Wednesday, May 7

The White House effort to cut funding for NPR and PBS is beginning to take effect. The Corporation for Public Broadcasting, which backs NPR and PBS, said in a statement on Tuesday that the Department of Education had terminated a federal grant program that funded shows for children.

The abrupt cancellation of the grant program, called Ready To Learn, resulted in a loss of $23 million that would have gone to children’s educational shows and games. The first installment of the terminated grant was awarded by the first Trump administration in 2020.

Patricia Harrison, the president and chief executive of the Corporation for Public Broadcasting, criticized the move, saying that nearly all parents have had their children watch shows funded by the program.

“We will work with Congress and the administration to preserve funding for this essential program,” she said in a statement.

The Ready To Learn grant, which is administered by the Corporation for Public Broadcasting and allocated to PBS and local stations, has historically funded well-known children’s programs, including “Sesame Street,” “Reading Rainbow” and “Clifford the Big Red Dog.” The five-year grant was set to expire at the end of September.

In a statement, Madi Biedermann, a spokeswoman for the Department of Education, said that the Ready To Learn grants were funding “racial justice educational programming.”

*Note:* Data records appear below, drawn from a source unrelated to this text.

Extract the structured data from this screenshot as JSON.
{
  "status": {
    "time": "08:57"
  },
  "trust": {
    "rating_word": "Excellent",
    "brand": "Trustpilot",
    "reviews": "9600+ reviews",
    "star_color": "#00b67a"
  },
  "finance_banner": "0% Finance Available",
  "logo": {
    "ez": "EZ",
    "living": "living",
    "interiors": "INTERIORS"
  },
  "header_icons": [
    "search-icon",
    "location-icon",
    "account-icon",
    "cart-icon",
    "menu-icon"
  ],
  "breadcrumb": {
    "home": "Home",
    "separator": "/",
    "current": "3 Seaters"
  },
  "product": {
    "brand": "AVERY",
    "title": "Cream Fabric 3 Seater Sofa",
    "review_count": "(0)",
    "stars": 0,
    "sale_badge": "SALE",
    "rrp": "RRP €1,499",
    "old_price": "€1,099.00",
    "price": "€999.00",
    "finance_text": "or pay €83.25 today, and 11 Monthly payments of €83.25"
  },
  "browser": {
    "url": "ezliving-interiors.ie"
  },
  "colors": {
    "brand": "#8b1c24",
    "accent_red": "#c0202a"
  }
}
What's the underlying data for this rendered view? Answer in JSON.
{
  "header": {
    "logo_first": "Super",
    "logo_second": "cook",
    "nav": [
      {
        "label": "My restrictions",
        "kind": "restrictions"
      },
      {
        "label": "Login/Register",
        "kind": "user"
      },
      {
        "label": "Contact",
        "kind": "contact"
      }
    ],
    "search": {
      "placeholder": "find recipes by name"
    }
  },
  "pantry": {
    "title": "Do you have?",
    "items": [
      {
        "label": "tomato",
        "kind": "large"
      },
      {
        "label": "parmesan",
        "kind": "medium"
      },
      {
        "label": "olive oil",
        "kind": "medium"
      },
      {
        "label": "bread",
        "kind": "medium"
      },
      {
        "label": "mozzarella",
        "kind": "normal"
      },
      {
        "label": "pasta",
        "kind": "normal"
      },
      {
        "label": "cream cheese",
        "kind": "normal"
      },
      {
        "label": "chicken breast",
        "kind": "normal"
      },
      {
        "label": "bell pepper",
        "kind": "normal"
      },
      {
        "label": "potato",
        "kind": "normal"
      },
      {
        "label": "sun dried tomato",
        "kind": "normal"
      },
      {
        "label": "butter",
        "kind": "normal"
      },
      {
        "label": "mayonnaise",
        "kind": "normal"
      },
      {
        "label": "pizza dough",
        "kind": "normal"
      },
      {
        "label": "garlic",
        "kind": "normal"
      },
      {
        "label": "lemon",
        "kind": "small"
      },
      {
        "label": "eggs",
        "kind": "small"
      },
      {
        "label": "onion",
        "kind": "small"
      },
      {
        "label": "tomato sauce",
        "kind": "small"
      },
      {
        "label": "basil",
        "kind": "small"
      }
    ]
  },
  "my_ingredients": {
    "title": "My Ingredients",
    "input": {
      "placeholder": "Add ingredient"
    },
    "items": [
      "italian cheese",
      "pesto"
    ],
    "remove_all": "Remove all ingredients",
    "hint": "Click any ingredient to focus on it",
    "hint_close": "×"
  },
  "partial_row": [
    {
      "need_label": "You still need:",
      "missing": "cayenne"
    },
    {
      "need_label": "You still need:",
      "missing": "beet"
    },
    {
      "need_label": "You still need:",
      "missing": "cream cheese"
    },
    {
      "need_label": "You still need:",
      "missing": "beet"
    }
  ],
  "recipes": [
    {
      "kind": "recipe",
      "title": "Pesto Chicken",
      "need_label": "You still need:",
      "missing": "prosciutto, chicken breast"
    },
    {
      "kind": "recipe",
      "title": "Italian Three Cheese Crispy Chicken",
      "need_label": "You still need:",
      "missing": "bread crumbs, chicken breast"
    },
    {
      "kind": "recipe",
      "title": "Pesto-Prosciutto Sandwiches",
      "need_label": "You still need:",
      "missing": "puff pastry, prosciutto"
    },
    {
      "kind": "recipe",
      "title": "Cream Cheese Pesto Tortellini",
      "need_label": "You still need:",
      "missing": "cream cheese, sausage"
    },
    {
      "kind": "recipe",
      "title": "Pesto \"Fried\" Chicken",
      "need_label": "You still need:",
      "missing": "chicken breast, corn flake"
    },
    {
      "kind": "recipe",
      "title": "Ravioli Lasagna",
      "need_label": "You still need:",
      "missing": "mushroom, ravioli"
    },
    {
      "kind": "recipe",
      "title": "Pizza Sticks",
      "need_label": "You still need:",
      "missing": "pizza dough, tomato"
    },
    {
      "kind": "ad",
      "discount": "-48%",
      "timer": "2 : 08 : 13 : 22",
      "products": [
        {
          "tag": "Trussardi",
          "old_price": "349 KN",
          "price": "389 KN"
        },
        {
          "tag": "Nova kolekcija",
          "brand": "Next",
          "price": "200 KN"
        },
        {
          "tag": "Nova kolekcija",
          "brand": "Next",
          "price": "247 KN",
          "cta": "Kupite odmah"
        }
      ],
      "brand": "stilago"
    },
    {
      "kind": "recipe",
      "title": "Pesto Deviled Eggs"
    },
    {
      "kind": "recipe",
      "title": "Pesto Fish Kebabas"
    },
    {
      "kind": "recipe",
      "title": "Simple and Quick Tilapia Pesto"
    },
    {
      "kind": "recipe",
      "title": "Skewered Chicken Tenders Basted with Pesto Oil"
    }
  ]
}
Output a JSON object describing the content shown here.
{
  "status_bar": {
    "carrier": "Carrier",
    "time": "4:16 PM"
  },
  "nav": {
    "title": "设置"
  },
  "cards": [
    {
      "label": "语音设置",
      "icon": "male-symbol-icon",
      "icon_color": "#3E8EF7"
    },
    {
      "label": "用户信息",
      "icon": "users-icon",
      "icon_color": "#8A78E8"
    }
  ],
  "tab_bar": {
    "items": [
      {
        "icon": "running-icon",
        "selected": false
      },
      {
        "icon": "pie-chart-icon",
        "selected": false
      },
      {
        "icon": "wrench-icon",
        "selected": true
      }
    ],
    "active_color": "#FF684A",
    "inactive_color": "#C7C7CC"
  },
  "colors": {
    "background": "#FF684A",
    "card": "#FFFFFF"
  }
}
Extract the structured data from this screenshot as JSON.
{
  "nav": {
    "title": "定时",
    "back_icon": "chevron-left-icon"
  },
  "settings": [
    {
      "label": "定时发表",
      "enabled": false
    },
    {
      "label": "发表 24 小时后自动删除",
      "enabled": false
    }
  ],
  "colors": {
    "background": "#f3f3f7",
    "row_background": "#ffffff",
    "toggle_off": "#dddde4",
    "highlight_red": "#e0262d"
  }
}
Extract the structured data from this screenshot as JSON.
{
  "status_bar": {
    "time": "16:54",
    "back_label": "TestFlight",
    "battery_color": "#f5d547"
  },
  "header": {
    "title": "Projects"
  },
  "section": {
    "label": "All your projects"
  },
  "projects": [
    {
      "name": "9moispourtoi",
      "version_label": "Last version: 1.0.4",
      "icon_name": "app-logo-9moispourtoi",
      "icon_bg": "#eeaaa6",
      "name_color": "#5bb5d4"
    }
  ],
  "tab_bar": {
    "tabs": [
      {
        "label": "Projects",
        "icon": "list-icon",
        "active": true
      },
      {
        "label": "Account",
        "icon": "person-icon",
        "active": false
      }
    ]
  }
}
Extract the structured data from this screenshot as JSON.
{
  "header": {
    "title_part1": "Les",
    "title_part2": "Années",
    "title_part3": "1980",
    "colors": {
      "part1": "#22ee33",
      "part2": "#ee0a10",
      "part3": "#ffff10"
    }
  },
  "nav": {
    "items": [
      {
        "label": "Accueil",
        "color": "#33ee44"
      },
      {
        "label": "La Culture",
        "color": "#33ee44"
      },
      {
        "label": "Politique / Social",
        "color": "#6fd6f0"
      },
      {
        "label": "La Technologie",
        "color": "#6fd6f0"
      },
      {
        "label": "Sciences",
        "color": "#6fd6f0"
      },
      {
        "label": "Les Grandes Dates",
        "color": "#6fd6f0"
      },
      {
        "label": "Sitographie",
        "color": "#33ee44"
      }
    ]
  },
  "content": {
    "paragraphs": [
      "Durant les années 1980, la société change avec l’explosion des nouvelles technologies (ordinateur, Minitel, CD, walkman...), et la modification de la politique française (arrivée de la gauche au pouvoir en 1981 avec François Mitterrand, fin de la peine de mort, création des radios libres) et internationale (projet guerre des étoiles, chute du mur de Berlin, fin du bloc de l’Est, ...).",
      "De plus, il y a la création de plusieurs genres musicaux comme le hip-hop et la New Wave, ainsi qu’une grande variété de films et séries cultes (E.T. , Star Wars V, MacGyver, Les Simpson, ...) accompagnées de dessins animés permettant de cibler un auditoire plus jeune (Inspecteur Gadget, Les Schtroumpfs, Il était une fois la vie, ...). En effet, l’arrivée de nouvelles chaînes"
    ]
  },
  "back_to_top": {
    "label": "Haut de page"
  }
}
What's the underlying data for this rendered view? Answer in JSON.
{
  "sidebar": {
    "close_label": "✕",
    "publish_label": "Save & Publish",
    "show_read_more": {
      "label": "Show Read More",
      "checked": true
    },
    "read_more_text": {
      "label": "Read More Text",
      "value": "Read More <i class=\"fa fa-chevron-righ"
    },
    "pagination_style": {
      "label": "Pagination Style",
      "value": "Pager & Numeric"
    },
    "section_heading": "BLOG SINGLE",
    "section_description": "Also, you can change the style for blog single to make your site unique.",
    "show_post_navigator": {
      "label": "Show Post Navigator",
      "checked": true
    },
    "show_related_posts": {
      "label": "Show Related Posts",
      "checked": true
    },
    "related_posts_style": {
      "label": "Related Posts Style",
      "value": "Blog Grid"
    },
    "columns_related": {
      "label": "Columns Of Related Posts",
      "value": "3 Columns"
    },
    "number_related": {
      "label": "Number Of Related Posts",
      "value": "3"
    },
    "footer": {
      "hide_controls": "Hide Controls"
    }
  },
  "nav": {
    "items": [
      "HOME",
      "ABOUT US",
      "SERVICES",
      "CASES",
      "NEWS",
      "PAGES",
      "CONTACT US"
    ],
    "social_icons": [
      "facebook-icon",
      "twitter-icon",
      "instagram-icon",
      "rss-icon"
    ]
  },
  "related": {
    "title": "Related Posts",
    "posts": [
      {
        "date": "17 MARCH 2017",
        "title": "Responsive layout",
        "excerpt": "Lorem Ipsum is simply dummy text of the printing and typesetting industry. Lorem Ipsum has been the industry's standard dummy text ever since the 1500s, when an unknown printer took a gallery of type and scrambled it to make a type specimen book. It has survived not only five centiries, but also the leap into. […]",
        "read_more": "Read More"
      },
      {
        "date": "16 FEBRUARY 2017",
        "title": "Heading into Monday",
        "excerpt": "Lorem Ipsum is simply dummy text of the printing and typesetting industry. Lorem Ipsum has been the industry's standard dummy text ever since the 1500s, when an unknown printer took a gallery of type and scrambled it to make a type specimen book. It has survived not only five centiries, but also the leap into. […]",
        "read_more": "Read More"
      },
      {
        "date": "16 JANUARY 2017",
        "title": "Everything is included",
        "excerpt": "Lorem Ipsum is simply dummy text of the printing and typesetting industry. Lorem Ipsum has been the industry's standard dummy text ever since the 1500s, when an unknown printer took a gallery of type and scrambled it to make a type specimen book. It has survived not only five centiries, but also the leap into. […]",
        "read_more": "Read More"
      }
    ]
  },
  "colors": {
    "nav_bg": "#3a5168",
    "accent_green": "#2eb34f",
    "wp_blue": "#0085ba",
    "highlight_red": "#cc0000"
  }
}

“The Trump Department of Education will prioritize funding that supports meaningful learning and improving student outcomes, not divisive ideologies and woke propaganda,” the statement said.

Last week, the White House issued an executive order requiring the Corporation for Public Broadcasting and federal agencies to immediately stop funding to NPR and PBS. Both organizations vowed to oppose the order, which they said would deprive Americans across the United States of news and educational programming.

The order was part of a decades-long campaign by Republicans to weaken public media in the United States. In recent months, Republicans introduced a bill to defund NPR and PBS and made plans to claw back congressional funding for the organizations. Last week, the White House tried to fire board directors for the Corporation for Public Broadcasting, a move that the corporation opposed in court.